Bernard Blaquart a fait de son meneur la pièce maîtresse de son dispositif en le plaçant en pointe basse d’un milieu à trois. « Techniquement, il élève le niveau de jeu de l’équipe, confirme son adjoint Jérôme Arpinon. C’est quelqu’un de très aimé, toujours de bonne humeur, mais c’est aussi un gros compétiteur. En dehors du terrain, il est très humble. Il est resté celui qu’il est depuis des années. »

Savanier a néanmoins dû changer un aspect de son quotidien : sa nutrition. Cet amateur de fast-food n’a jamais caché le fait qu’il ne savait pas cuisiner – « même pas des pâtes », comme il l’avouait à L’Equipe en avril. « Il aimait le foot mais ne faisait pas tout pour réussir. Son hygiène de vie et son alimentation n’étaient pas compatibles avec la vie d’un sportif de haut niveau », confie Bernard Blaquart.

L’entraîneur a pris les choses en main. « Je lui ai dit : “Téji, tu es un joueur de Ligue 2. Si ça te suffit, continue comme ça. Si tu es ambitieux, il faut que tu fasses des efforts.” Il a perdu du poids, il s’est beaucoup moins blessé. C’est devenu un grand professionnel. C’est une des grandes raisons, peut-être même la grande raison, qui fait qu’il ait explosé aujourd’hui. »

Issu de la communauté gitane, Savanier reste très attaché à sa famille et à la cité Gély, dans le quartier montpelliérain de Figuerolles. « Il est très proche de sa famille, c’est très important pour lui, assure Jérôme Arpinon. Je ne sais pas s’il arrivera à trouver ailleurs ce côté familial de proximité. »

« Je suis fier qu’il attise les convoitises »
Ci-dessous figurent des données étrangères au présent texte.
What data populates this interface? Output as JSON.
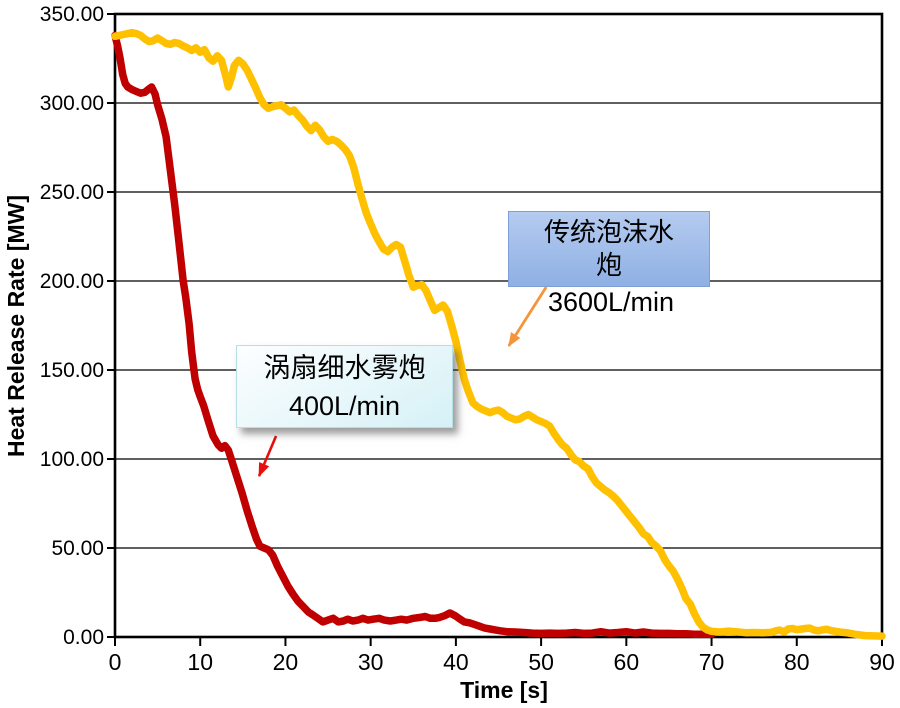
{
  "chart_data": {
    "type": "line",
    "title": "",
    "xlabel": "Time [s]",
    "ylabel": "Heat Release Rate [MW]",
    "xlim": [
      0,
      90
    ],
    "ylim": [
      0,
      350
    ],
    "x_ticks": [
      0,
      10,
      20,
      30,
      40,
      50,
      60,
      70,
      80,
      90
    ],
    "x_tick_labels": [
      "0",
      "10",
      "20",
      "30",
      "40",
      "50",
      "60",
      "70",
      "80",
      "90"
    ],
    "y_ticks": [
      350,
      300,
      250,
      200,
      150,
      100,
      50,
      0
    ],
    "y_tick_labels": [
      "350.00",
      "300.00",
      "250.00",
      "200.00",
      "150.00",
      "100.00",
      "50.00",
      "0.00"
    ],
    "grid": "horizontal gridlines every 50 MW, black plot border",
    "legend": "none (two floating annotation boxes with arrows)",
    "series": [
      {
        "name": "涡扇细水雾炮 400L/min",
        "color": "#C00000",
        "points": [
          [
            0,
            338
          ],
          [
            0.3,
            332
          ],
          [
            0.6,
            325
          ],
          [
            0.9,
            316
          ],
          [
            1.2,
            311
          ],
          [
            1.5,
            309
          ],
          [
            2,
            307.5
          ],
          [
            2.5,
            306.5
          ],
          [
            3,
            305.5
          ],
          [
            3.5,
            306
          ],
          [
            4,
            308
          ],
          [
            4.3,
            309
          ],
          [
            4.7,
            305
          ],
          [
            5,
            299
          ],
          [
            5.5,
            291
          ],
          [
            6,
            281
          ],
          [
            6.5,
            262
          ],
          [
            7,
            243
          ],
          [
            7.5,
            222
          ],
          [
            8,
            200
          ],
          [
            8.3,
            191
          ],
          [
            8.7,
            176
          ],
          [
            9,
            160
          ],
          [
            9.4,
            145
          ],
          [
            9.7,
            139
          ],
          [
            10,
            135
          ],
          [
            10.4,
            130
          ],
          [
            10.9,
            122
          ],
          [
            11.5,
            113
          ],
          [
            12.1,
            108
          ],
          [
            12.5,
            106
          ],
          [
            12.9,
            107.5
          ],
          [
            13.3,
            105
          ],
          [
            13.7,
            99
          ],
          [
            14.3,
            90
          ],
          [
            14.9,
            81
          ],
          [
            15.5,
            71
          ],
          [
            16.1,
            62
          ],
          [
            16.6,
            55
          ],
          [
            17,
            51
          ],
          [
            17.5,
            50
          ],
          [
            18,
            49
          ],
          [
            18.5,
            46
          ],
          [
            19.1,
            39.5
          ],
          [
            19.7,
            34
          ],
          [
            20.3,
            28.5
          ],
          [
            20.9,
            24
          ],
          [
            21.5,
            20
          ],
          [
            22.1,
            17
          ],
          [
            22.7,
            14
          ],
          [
            23.2,
            12.5
          ],
          [
            23.8,
            10.5
          ],
          [
            24.4,
            8.5
          ],
          [
            25,
            9.5
          ],
          [
            25.6,
            10.5
          ],
          [
            26.2,
            8.5
          ],
          [
            26.8,
            9
          ],
          [
            27.3,
            10
          ],
          [
            27.9,
            9
          ],
          [
            28.5,
            9.5
          ],
          [
            29.1,
            10.5
          ],
          [
            29.7,
            9.5
          ],
          [
            30.3,
            10
          ],
          [
            31,
            10.5
          ],
          [
            31.6,
            9.5
          ],
          [
            32.3,
            9
          ],
          [
            33,
            9.5
          ],
          [
            33.6,
            10
          ],
          [
            34.2,
            9.5
          ],
          [
            35,
            10.5
          ],
          [
            35.8,
            11
          ],
          [
            36.4,
            11.5
          ],
          [
            37,
            10.5
          ],
          [
            37.6,
            10.5
          ],
          [
            38.1,
            11
          ],
          [
            38.7,
            12
          ],
          [
            39.3,
            13.5
          ],
          [
            39.9,
            12
          ],
          [
            40.5,
            10
          ],
          [
            41,
            8.5
          ],
          [
            41.6,
            8
          ],
          [
            42.2,
            7
          ],
          [
            42.8,
            6
          ],
          [
            43.4,
            5
          ],
          [
            44,
            4.5
          ],
          [
            44.6,
            4
          ],
          [
            45.2,
            3.5
          ],
          [
            46,
            3
          ],
          [
            47,
            2.8
          ],
          [
            48,
            2.5
          ],
          [
            49,
            2.2
          ],
          [
            50,
            2
          ],
          [
            51,
            2.2
          ],
          [
            52,
            2
          ],
          [
            53,
            2.2
          ],
          [
            54,
            2.5
          ],
          [
            55,
            2
          ],
          [
            56,
            2.2
          ],
          [
            57,
            3
          ],
          [
            58,
            2.2
          ],
          [
            59,
            2.5
          ],
          [
            60,
            3
          ],
          [
            61,
            2.2
          ],
          [
            62,
            2.8
          ],
          [
            63,
            2.2
          ],
          [
            64,
            2
          ],
          [
            65,
            2
          ],
          [
            66,
            1.8
          ],
          [
            67,
            1.8
          ],
          [
            68,
            1.5
          ],
          [
            69,
            1.5
          ],
          [
            70,
            1.5
          ]
        ]
      },
      {
        "name": "传统泡沫水炮 3600L/min",
        "color": "#FFC000",
        "points": [
          [
            0,
            337.5
          ],
          [
            0.5,
            338
          ],
          [
            1,
            338.5
          ],
          [
            1.5,
            339
          ],
          [
            2,
            339.5
          ],
          [
            2.5,
            339
          ],
          [
            3,
            338
          ],
          [
            3.5,
            336
          ],
          [
            4,
            334.5
          ],
          [
            4.5,
            335
          ],
          [
            5,
            336.5
          ],
          [
            5.5,
            335
          ],
          [
            6,
            333.5
          ],
          [
            6.5,
            333
          ],
          [
            7,
            334
          ],
          [
            7.5,
            333.5
          ],
          [
            8,
            332
          ],
          [
            8.5,
            331
          ],
          [
            9,
            329.5
          ],
          [
            9.5,
            331
          ],
          [
            10,
            328.5
          ],
          [
            10.5,
            330
          ],
          [
            11,
            325.5
          ],
          [
            11.5,
            323.5
          ],
          [
            12,
            326.5
          ],
          [
            12.5,
            324
          ],
          [
            13,
            315
          ],
          [
            13.3,
            309
          ],
          [
            13.7,
            315
          ],
          [
            14,
            321
          ],
          [
            14.5,
            324
          ],
          [
            15,
            322
          ],
          [
            15.5,
            318.5
          ],
          [
            16,
            313.5
          ],
          [
            16.5,
            308.5
          ],
          [
            17,
            303
          ],
          [
            17.5,
            299
          ],
          [
            18,
            297
          ],
          [
            18.5,
            298
          ],
          [
            19,
            298.5
          ],
          [
            19.5,
            299
          ],
          [
            20,
            297
          ],
          [
            20.5,
            295
          ],
          [
            21,
            296
          ],
          [
            21.5,
            293
          ],
          [
            22,
            290.5
          ],
          [
            22.5,
            287
          ],
          [
            23,
            284.5
          ],
          [
            23.5,
            287.5
          ],
          [
            24,
            285
          ],
          [
            24.5,
            281
          ],
          [
            25,
            278.5
          ],
          [
            25.5,
            279.5
          ],
          [
            26,
            278.5
          ],
          [
            26.5,
            276.5
          ],
          [
            27,
            274
          ],
          [
            27.5,
            270.5
          ],
          [
            28,
            264
          ],
          [
            28.5,
            254.5
          ],
          [
            29,
            246
          ],
          [
            29.5,
            238
          ],
          [
            30,
            232
          ],
          [
            30.5,
            226.5
          ],
          [
            31,
            222
          ],
          [
            31.5,
            218
          ],
          [
            32,
            216.5
          ],
          [
            32.5,
            219
          ],
          [
            33,
            220.5
          ],
          [
            33.5,
            219
          ],
          [
            34,
            211
          ],
          [
            34.5,
            203
          ],
          [
            35,
            196.5
          ],
          [
            35.5,
            197.5
          ],
          [
            36,
            198
          ],
          [
            36.5,
            194.5
          ],
          [
            37,
            189
          ],
          [
            37.5,
            183.5
          ],
          [
            38,
            185
          ],
          [
            38.5,
            186.5
          ],
          [
            39,
            183
          ],
          [
            39.5,
            175
          ],
          [
            40,
            166
          ],
          [
            40.5,
            155
          ],
          [
            41,
            144.5
          ],
          [
            41.5,
            137.5
          ],
          [
            42,
            131.5
          ],
          [
            42.5,
            129.5
          ],
          [
            43,
            128
          ],
          [
            43.5,
            127
          ],
          [
            44,
            126
          ],
          [
            44.5,
            127
          ],
          [
            45,
            127.5
          ],
          [
            45.5,
            126
          ],
          [
            46,
            124
          ],
          [
            46.5,
            123
          ],
          [
            47,
            122
          ],
          [
            47.5,
            122.5
          ],
          [
            48,
            124
          ],
          [
            48.5,
            125
          ],
          [
            49,
            123.5
          ],
          [
            49.5,
            122
          ],
          [
            50,
            121
          ],
          [
            50.5,
            120
          ],
          [
            51,
            118.5
          ],
          [
            51.5,
            114.5
          ],
          [
            52,
            111
          ],
          [
            52.5,
            108
          ],
          [
            53,
            106
          ],
          [
            53.5,
            102.5
          ],
          [
            54,
            99.5
          ],
          [
            54.5,
            98.5
          ],
          [
            55,
            96
          ],
          [
            55.5,
            94.5
          ],
          [
            56,
            90
          ],
          [
            56.5,
            86.5
          ],
          [
            57,
            84.5
          ],
          [
            57.5,
            82.5
          ],
          [
            58,
            81
          ],
          [
            58.5,
            79
          ],
          [
            59,
            76.5
          ],
          [
            59.5,
            73.5
          ],
          [
            60,
            70.5
          ],
          [
            60.5,
            67.5
          ],
          [
            61,
            64.5
          ],
          [
            61.5,
            61.5
          ],
          [
            62,
            58
          ],
          [
            62.5,
            56.5
          ],
          [
            63,
            53
          ],
          [
            63.5,
            51
          ],
          [
            64,
            48.5
          ],
          [
            64.5,
            43.5
          ],
          [
            65,
            40
          ],
          [
            65.5,
            37
          ],
          [
            66,
            32.5
          ],
          [
            66.5,
            27.5
          ],
          [
            67,
            21.5
          ],
          [
            67.5,
            18.5
          ],
          [
            68,
            13
          ],
          [
            68.5,
            8.5
          ],
          [
            69,
            5.5
          ],
          [
            69.5,
            4
          ],
          [
            70,
            3.2
          ],
          [
            71,
            2.8
          ],
          [
            72,
            3.3
          ],
          [
            73,
            2.9
          ],
          [
            74,
            2.4
          ],
          [
            75,
            2.5
          ],
          [
            76,
            2.4
          ],
          [
            77,
            2.6
          ],
          [
            77.5,
            3.4
          ],
          [
            78,
            3.9
          ],
          [
            78.5,
            2.8
          ],
          [
            79,
            4.5
          ],
          [
            79.5,
            4.8
          ],
          [
            80,
            4.1
          ],
          [
            81,
            4.8
          ],
          [
            81.5,
            5
          ],
          [
            82,
            4
          ],
          [
            82.5,
            3.5
          ],
          [
            83,
            4
          ],
          [
            83.5,
            4.4
          ],
          [
            84,
            3.6
          ],
          [
            85,
            2.8
          ],
          [
            86,
            2.3
          ],
          [
            87,
            1.4
          ],
          [
            88,
            0.8
          ],
          [
            89,
            0.6
          ],
          [
            90,
            0.5
          ]
        ]
      }
    ],
    "annotations": {
      "mist": {
        "line1": "涡扇细水雾炮",
        "line2": "400L/min",
        "box_fill_top": "#FDFEFF",
        "box_fill_bottom": "#D5F1F6",
        "box_border": "#B5DEE5",
        "arrow_color": "#E90E0E",
        "arrow_from": [
          18.9,
          112.9
        ],
        "arrow_to": [
          16.9,
          90.4
        ]
      },
      "foam": {
        "line1": "传统泡沫水",
        "line2": "炮",
        "sub": "3600L/min",
        "box_fill_top": "#B5CBEF",
        "box_fill_bottom": "#8FB0E4",
        "box_border": "#7E9FD8",
        "arrow_color": "#F5953B",
        "arrow_from": [
          50.6,
          196.6
        ],
        "arrow_to": [
          46.2,
          163.5
        ]
      }
    }
  }
}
Au vu de ses performances, le joueur est courtisé. Celui qui possède encore trois ans de contrat aux Costières ne sera pas bradé par le plus petit budget du championnat, qui fera tout pour le conserver. « Ce n’est pas la volonté du club de s’en séparer, déclare Laurent Boissier. Après, si chacun trouve son intérêt… Il faut penser à lui et à son avenir. Mais ni moi, ni le président, ni l’entraîneur, et encore moins le public n’avons envie de le voir partir. »

Le profil du no 11 des Crocos intéresserait plusieurs écuries de Ligue 1, dont Marseille, Monaco ou Saint-Etienne, et des équipes étrangères comme la Fiorentina et le Séville FC. Dans une interview accordée à Midi libre, le 17 mai, le président de Montpellier, Laurent Nicollin, a aussi déclaré qu’il suit de près sa situation : « Cela ne pourra se faire que si lui a envie de revenir dans son club formateur et qu’il le clame haut et fort. »

Pour l’instant, le joueur reste discret. Aperçu dans les tribunes de la Mosson lors du match face à Nantes, le 18 mai (1-1), il ne serait pas contre un retour au bercail. Evalué à 2,5 millions d’euros en début de saison, il vaudrait presque cinq fois plus aujourd’hui (10 millions d’euros, selon le site Transfermarkt.fr).

« Je suis fier qu’il attise les convoitises. On sait qu’il a des propositions de clubs européens. S’il veut rester à Nîmes, le club fera des efforts, affirme Bernard Blaquart. Mais c’est clair qu’on ne pourra pas rivaliser avec les très grandes équipes. En France, je pense qu’il peut jouer partout, même à Paris. Mais il faudra qu’il trouve un club qui lui laisse de la liberté dans le jeu. Il n’y a que comme ça qu’il s’exprimera, en se régalant. » Pour enfin être reconnu à sa juste valeur par ses confrères de Ligue 1.